A recent report from the National Council for Voluntary Organisations reported a huge drop in confidence amongst charities due to the impact of the recession. In response, charities are having to cut costs and in some cases merge with similar organisations. But for the small voluntary groups that try to provide a national service the downturn is causing particular concern says Liz Willetts.
‘Charities hit by economic downturn’ isn`t news and is hardly a surprise. How could it be otherwise, when the first things to go are corporate giving and training? Foundations who are generous with the proceeds from their investments, have less to be generous with, and the same applies to individuals whose generous impulses are tempered by the competing demands of rising costs and, in real terms, shrinking incomes.
Everyone is feeling the pinch, but some charities are being hit particularly hard. The organisation I work for, the Jennifer Trust for Spinal Muscular Atrophy, is a case in point. It is a national charity, providing very specialist support to individuals and families who need it throughout the UK, but does this make it `big`? Not in relation to the organisations that support people with heart disease or cancer. Although charities like ours are small in comparison, we are not `small and local`. Most communities hold their local hospice in high esteem and affection – a worthy cause to support – probably because most people these days have been touched in some way by the need for palliative care services.
Most people will not have heard of spinal muscular atrophy (SMA), although it affects approximately 1 in 6,500 babies born. This means about 100 new cases are diagnosed each year with the inherited condition. For babies with SMA Type 1, the most severe form, the outlook is bleak. Most die before they reach their first birthday, some even within weeks of diagnosis.
For families whose children have SMA Type II, after the shock of the initial diagnosis, adjustments might be made a little more slowly. These children often survive into teens and young adulthood, but again often have to face frequent crises with sudden respiratory problems, or the long drawn out problems for example of scoliosis and difficult decisions to be made about spinal surgery.
No local organisation could get to grips fully with the complexities of this condition because too few cases arise in any one area for experience to be accumulated. Of course many generic services around disability or palliative care have an important part to play, but having the specialist knowledge to recognise how best they can be shaped to fit the specific needs of SMA takes something extra.
The Jennifer Trust (and other specialist charities for rare conditions) need to be big enough to see as many of the total number of cases and different circumstances as possible. They also need to be small enough to give a personal tailor-made service in the unique combination of problems families with rare conditions experience.
But in funding terms, charities like ours are neither big enough nor small enough to fit neatly into criteria. Primary care trusts or social services probably haven’t heard of SMA or The Jennifer Trust unless one of the two new cases a week falls into their patch. When this happens, we are seen as a national charity and therefore big enough to provide expertise and resources to help out the local professionals. In the eyes of central government, we are probably seen as too small to make a significant difference, and too small for them to have any real responsibility to support what we do.

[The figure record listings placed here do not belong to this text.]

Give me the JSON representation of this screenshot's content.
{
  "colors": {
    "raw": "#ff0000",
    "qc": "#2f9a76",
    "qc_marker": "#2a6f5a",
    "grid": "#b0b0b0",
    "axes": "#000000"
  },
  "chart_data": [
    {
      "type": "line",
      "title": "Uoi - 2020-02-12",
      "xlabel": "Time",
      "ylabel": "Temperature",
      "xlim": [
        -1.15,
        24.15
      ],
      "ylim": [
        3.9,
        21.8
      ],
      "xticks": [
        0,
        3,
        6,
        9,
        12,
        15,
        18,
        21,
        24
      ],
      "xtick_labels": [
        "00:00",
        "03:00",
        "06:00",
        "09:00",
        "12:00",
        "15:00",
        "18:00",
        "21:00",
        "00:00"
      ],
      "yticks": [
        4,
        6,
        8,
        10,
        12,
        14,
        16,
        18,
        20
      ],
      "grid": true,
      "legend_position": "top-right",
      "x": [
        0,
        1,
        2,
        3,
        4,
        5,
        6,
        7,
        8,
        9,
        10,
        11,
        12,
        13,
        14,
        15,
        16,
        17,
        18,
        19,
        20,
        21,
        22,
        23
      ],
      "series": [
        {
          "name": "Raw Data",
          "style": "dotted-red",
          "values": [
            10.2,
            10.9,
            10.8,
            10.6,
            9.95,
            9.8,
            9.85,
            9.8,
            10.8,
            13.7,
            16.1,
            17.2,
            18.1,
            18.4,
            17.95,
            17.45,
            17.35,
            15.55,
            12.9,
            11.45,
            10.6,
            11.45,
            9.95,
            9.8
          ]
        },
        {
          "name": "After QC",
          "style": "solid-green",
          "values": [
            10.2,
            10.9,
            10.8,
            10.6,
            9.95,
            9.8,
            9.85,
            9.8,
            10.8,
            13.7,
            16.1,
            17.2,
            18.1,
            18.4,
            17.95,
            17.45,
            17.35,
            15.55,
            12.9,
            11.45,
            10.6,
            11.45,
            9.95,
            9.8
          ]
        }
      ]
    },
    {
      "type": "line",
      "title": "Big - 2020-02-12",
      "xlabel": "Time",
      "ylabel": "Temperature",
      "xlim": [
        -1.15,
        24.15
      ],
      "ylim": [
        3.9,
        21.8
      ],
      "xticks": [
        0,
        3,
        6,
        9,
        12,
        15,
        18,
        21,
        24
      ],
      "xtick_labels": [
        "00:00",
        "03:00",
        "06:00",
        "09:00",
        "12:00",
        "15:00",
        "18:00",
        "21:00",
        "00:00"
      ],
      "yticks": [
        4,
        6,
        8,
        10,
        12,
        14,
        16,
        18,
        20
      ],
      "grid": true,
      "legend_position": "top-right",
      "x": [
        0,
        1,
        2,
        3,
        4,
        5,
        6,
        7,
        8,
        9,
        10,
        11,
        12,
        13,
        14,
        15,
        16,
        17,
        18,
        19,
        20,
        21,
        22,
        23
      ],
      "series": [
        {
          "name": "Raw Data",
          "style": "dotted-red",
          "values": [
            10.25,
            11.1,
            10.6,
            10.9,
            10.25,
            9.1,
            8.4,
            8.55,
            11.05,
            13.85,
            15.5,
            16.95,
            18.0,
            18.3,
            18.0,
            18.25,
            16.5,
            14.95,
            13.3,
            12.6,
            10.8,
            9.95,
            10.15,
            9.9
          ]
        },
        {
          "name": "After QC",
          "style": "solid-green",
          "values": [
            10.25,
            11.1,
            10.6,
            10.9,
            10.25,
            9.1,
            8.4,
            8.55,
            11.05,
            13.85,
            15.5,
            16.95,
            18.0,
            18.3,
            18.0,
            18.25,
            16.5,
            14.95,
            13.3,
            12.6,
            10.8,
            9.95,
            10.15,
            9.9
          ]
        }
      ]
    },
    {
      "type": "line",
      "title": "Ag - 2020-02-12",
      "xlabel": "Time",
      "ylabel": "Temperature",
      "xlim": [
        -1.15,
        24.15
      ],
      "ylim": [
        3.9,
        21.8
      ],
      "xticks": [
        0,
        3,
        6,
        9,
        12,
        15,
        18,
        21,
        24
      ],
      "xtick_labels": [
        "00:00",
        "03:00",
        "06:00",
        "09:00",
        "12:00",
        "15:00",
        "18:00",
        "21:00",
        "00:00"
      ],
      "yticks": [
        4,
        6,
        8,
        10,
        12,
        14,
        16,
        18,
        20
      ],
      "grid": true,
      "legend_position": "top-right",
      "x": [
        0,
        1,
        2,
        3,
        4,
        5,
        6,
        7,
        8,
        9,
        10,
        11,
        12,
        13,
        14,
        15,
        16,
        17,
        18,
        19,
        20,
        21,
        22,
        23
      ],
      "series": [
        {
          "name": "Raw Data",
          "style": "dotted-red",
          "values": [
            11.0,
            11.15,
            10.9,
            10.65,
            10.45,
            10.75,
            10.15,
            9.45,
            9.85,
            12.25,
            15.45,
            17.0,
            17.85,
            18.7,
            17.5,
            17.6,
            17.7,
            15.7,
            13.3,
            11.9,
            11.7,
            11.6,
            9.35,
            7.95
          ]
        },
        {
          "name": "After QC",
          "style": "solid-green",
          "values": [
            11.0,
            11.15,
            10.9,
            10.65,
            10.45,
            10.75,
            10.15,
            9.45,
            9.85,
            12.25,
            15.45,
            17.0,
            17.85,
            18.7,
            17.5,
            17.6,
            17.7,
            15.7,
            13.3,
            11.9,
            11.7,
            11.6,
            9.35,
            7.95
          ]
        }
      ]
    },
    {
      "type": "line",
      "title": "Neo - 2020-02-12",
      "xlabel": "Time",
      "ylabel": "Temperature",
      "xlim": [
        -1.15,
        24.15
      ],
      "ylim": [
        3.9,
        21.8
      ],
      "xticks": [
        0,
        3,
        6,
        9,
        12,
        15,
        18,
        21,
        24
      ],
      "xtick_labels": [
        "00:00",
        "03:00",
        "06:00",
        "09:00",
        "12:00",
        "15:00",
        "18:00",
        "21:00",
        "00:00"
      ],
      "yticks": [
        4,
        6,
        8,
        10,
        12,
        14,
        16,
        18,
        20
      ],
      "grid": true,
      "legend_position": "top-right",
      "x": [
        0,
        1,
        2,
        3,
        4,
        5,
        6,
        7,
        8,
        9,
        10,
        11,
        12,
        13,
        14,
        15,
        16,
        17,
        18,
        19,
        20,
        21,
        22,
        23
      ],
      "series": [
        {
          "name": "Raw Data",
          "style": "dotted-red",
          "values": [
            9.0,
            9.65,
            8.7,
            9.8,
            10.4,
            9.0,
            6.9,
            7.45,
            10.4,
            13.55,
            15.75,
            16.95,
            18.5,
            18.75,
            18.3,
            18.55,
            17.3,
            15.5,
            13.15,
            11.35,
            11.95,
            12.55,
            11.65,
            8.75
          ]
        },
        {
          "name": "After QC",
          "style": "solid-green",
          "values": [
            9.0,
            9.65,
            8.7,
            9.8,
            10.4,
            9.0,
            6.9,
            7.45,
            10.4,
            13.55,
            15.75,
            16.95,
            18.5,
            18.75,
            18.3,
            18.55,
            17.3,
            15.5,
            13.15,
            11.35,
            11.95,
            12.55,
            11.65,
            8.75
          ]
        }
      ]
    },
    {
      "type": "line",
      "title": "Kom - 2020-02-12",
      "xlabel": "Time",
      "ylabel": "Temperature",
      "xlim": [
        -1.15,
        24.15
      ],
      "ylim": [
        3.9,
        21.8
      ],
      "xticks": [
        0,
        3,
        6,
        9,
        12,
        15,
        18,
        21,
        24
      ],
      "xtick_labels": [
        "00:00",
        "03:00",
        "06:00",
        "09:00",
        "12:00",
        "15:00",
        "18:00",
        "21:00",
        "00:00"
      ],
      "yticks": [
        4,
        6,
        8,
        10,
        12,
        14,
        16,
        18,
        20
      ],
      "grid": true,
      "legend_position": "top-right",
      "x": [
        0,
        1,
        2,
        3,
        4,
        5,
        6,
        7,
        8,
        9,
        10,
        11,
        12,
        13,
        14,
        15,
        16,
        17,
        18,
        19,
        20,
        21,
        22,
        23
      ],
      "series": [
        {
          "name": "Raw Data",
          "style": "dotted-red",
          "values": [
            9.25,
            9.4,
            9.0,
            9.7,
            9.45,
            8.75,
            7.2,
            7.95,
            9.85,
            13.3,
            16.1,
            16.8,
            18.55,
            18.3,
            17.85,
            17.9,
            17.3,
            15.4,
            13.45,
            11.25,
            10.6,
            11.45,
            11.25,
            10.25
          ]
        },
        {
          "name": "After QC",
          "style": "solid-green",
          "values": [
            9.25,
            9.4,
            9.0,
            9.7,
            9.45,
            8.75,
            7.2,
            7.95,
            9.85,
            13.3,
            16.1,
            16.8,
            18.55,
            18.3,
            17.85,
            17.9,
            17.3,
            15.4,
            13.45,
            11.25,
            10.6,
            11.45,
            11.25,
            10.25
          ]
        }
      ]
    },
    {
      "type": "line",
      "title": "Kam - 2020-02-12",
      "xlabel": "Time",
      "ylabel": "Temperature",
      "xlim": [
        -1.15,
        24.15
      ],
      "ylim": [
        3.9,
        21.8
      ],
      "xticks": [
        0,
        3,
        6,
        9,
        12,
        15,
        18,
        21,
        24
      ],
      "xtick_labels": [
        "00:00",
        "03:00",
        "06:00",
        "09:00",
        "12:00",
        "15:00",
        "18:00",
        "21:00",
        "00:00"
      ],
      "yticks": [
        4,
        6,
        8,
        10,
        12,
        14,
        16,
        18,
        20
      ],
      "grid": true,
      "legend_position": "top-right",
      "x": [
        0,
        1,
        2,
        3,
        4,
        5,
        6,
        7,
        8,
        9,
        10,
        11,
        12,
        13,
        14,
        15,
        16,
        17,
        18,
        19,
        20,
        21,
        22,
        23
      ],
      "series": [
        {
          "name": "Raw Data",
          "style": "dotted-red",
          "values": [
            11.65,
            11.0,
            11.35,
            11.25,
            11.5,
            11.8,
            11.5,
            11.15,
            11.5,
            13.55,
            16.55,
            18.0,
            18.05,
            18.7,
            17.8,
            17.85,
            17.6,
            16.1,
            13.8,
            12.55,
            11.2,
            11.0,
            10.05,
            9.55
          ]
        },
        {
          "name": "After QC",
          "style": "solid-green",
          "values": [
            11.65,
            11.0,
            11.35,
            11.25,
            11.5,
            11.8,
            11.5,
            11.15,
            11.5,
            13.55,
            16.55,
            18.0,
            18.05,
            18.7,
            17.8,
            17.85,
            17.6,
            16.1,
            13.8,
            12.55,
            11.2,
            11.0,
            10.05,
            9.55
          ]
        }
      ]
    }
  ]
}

Our donations are not just noticeably less, but have dwindled to almost nothing. In the past two years we have had an income, and expenditure, of around £800,000 per annum. That’s the equivalent of just over £2,000 per day and it enabled us to provide an excellent tailormade support service to affected individuals and families, provide training and information to professionals as well as affected families, a helpline, and a youth service. It also ensured that we continue to have a high level of user participation because we also run a Volunteer Network made up of people who have themselves been affected by SMA, who offer to share their experience with people or families more recently diagnosed. We also invest in research and help to support three major research projects.
Lottery funding and funding from other trusts arrives in instalments throughout the year, but is not enough without extra donations. These are often from families who have used Jennifer Trust services (and their friends, workmates, and fundraising events they hold for us). We have been trying to broaden the range of corporations and individuals we approach, as well as combing through details of hundreds of trusts and foundations to see if we meet their criteria, but competition is greater than ever and the pot is getting smaller.
The big gap is in government funding. The Department of Health and Department for Children, Schools and Families recently announced its investment of £30 million to meet palliative care needs of children and young people, (Child Health Strategy, Feb 2009, pp 76-77) but it is allocated to primary care trusts to commission services locally and regionally. This will not work for us. No-one can predict where the next cases of SMA will arise. A Type 1 baby could be diagnosed in May and die in September, and would make no impact on the commissioning cycle, but we would have provided several thousands of pounds worth of services and support. The only logical way to support small specialist providers is with a service level agreement commissioned by central government, for services to be provided anywhere in the UK according to need not geography.
I cannot bear to speculate about what the recession will mean for services and staff. The services are the staff and the staff are the services. We have nothing spare, and absolutely anything that goes will hurt service users. Our highly motivated, hard working team, between them probably hold more specialist information about the day-to-day care and support of people with SMA than anyone else in the UK. They will eventually have to look to their own survival too and will leave, or hang on until the ship sinks. Either way, a service that provides gold standard care, economically, and with the optimum number of staff and is not wasteful of resources, may be lost.